也就是說,公司的助手是只處理公務,但這四個助理和兩個秘書,是只圍着他一個人轉,為他一個人服務,着重處理私人事務的。

隋風:“……”

助理看他一臉恍惚,善意地額外解釋道:“跟你們一起來這兒的那位,确認你們安全抵達之後就坐最近一趟航班返回槐城了,所以現在是我來接班。”

這話說的,好像他們是輪流交接值班的保安似的。

但仔細一想,好像也沒什麽毛病。

施臨卿之所以需要這麽多助理,除了家大業大事務繁多之外,大概還是因為他行動不方便,無論去哪裏都得有人陪着。

所以這些助理除了日常事務,最重要的任務還是保證施臨卿的安全和行動,聽起來和保镖也差不了多少了。

隋風沒有什麽可收拾的,除了因為準備在這裏借宿幾晚而帶着的睡衣和換洗衣物,再就是一點個人用品,一個雙肩包就塞下了。

他關上門,用三十秒整理了一下床鋪,再用三秒鐘背上包,在助理稍顯驚訝的目光中打開房門:“走吧。”

隋風跟着助理下了樓,施恒鴻臉色不善地坐在沙發上,看見隋風背着書包下來也不挽留,只是随口道:“下次再來玩。”

隋風點了點頭,禮貌地小聲道:“施伯父再見。”

這跟他們之前規劃好的行程不一樣,施臨卿突然提前了返程的時間,本身就是一件挺蹊跷的事情。

但是隋風什麽也沒問,二話不說就跟着助理上了車,一副沒有主見且盲目服從的模樣。

施臨卿看他抱着包,端端正正地坐好,目不斜視盯着前排的座椅靠背,完全沒有來探他口風的意思,頓時納悶道:“你一點都不好奇,剛剛發生了什麽?”

好奇心畢竟是人類的天性,說一點都不好奇,那必然是謊言。

隋風眨眨眼睛,坦誠道:“好奇啊。”

施臨卿循循善誘:“有問題就開口問。”

“……那剛剛發生了什麽?”

這語氣,倒像是施臨卿迫不及待想跟他解釋,他勉為其難給對方一個展示機會似的。

施臨卿本就不甚明朗的心情更加烏雲密布,斥道:“哪來那麽多問題,坐好。”

隋風敢怒不敢言,但最後還是沒憋下這口氣,擺事實講道理:“明明是你讓我有問題就開口問的。
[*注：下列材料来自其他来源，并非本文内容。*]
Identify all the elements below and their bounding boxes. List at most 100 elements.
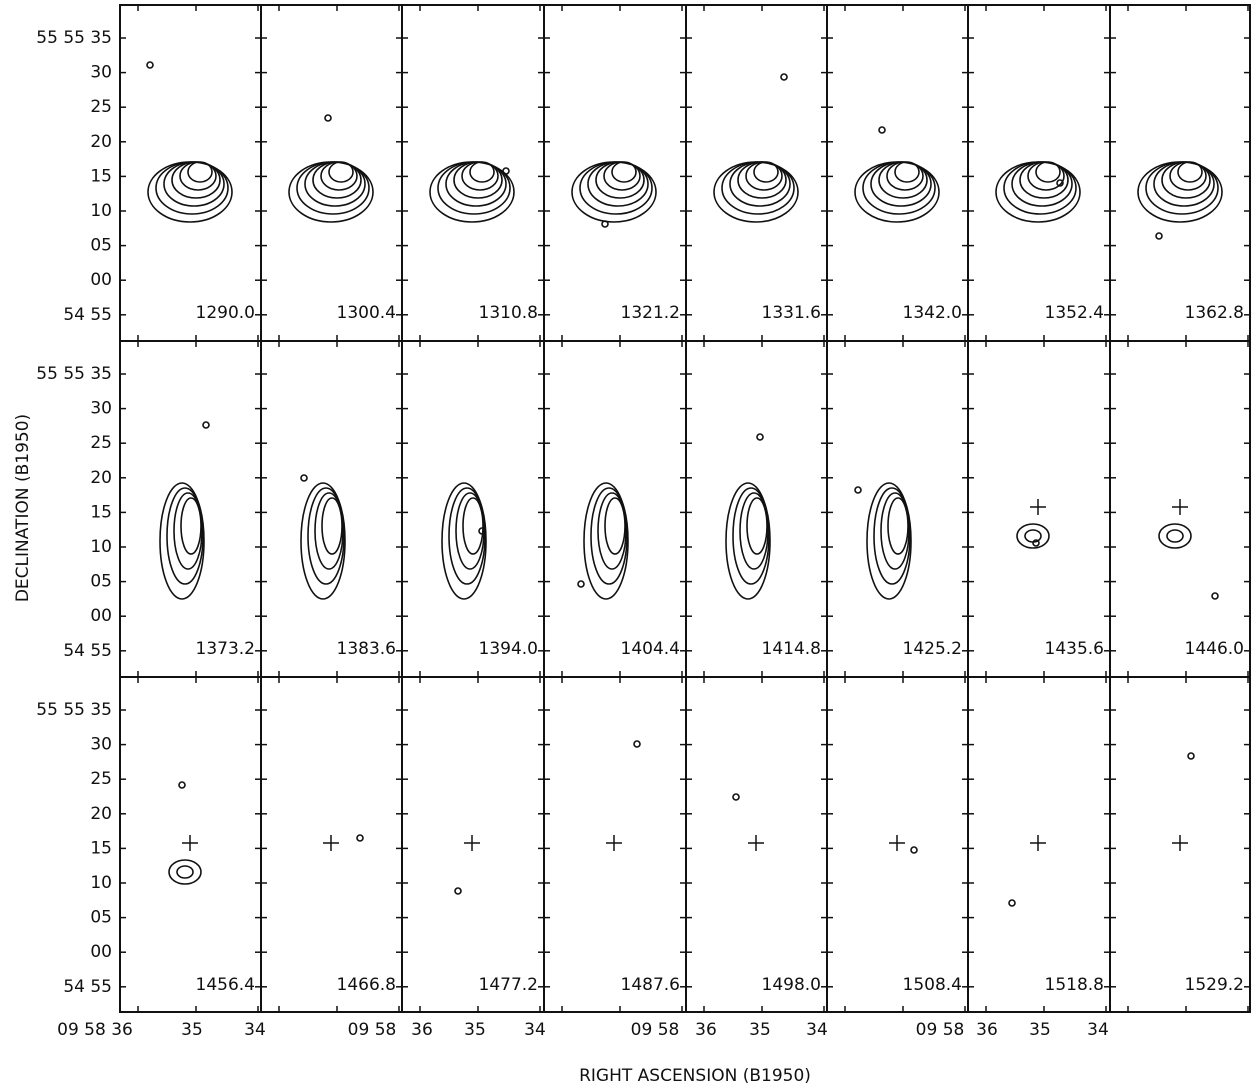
y-tick-label: 55 55 35: [36, 700, 112, 720]
y-tick-label: 05: [90, 908, 112, 928]
velocity-label: 1446.0: [1185, 639, 1244, 659]
panel-frame: [967, 340, 1111, 678]
panel-frame: [401, 4, 545, 342]
contour: [880, 492, 910, 570]
y-tick-label: 20: [90, 468, 112, 488]
contour: [746, 497, 768, 555]
panel-frame: [119, 4, 262, 342]
contour: [894, 161, 920, 183]
panel-frame: [401, 676, 545, 1013]
velocity-label: 1487.6: [621, 975, 680, 995]
channel-panel: 1310.8: [401, 4, 545, 342]
panel-frame: [967, 676, 1111, 1013]
y-tick-label: 25: [90, 769, 112, 789]
y-tick-label: 30: [90, 63, 112, 83]
y-tick-label: 30: [90, 399, 112, 419]
x-tick-label: 36: [695, 1020, 717, 1040]
channel-panel: 1290.0: [119, 4, 262, 342]
noise-blob: [854, 486, 862, 494]
noise-blob: [502, 167, 510, 175]
contour: [753, 161, 779, 183]
noise-blob: [732, 793, 740, 801]
noise-blob: [324, 114, 332, 122]
channel-panel: 1352.4: [967, 4, 1111, 342]
panel-frame: [401, 340, 545, 678]
velocity-label: 1362.8: [1185, 303, 1244, 323]
noise-blob: [1032, 539, 1040, 547]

”

這争辯聽起來很沒底氣,更像是弱者面對強權壓迫時所做出的無謂的反抗,但畢竟也是隋風第一次在施臨卿面前表現出“不順從”的态度來。

施臨卿不知從哪兒抽出一本雜志來,輕輕拍在他臉上,力道不重,侮辱性卻極強:“我現在讓你別有問題。”

雜志慢慢滑下來,隋風不可置信地瞪向他,受氣的小鹌鹑頓時變成了鬥志昂揚的小公雞,滿臉寫着“是可忍孰不可忍”和“我要起義了!”

施臨卿接收到他自以為惡狠狠,實則毫無威懾力的敵視目光,在心裏堵了一下午的那口郁氣,卻莫名其妙地就這樣平靜地散去了。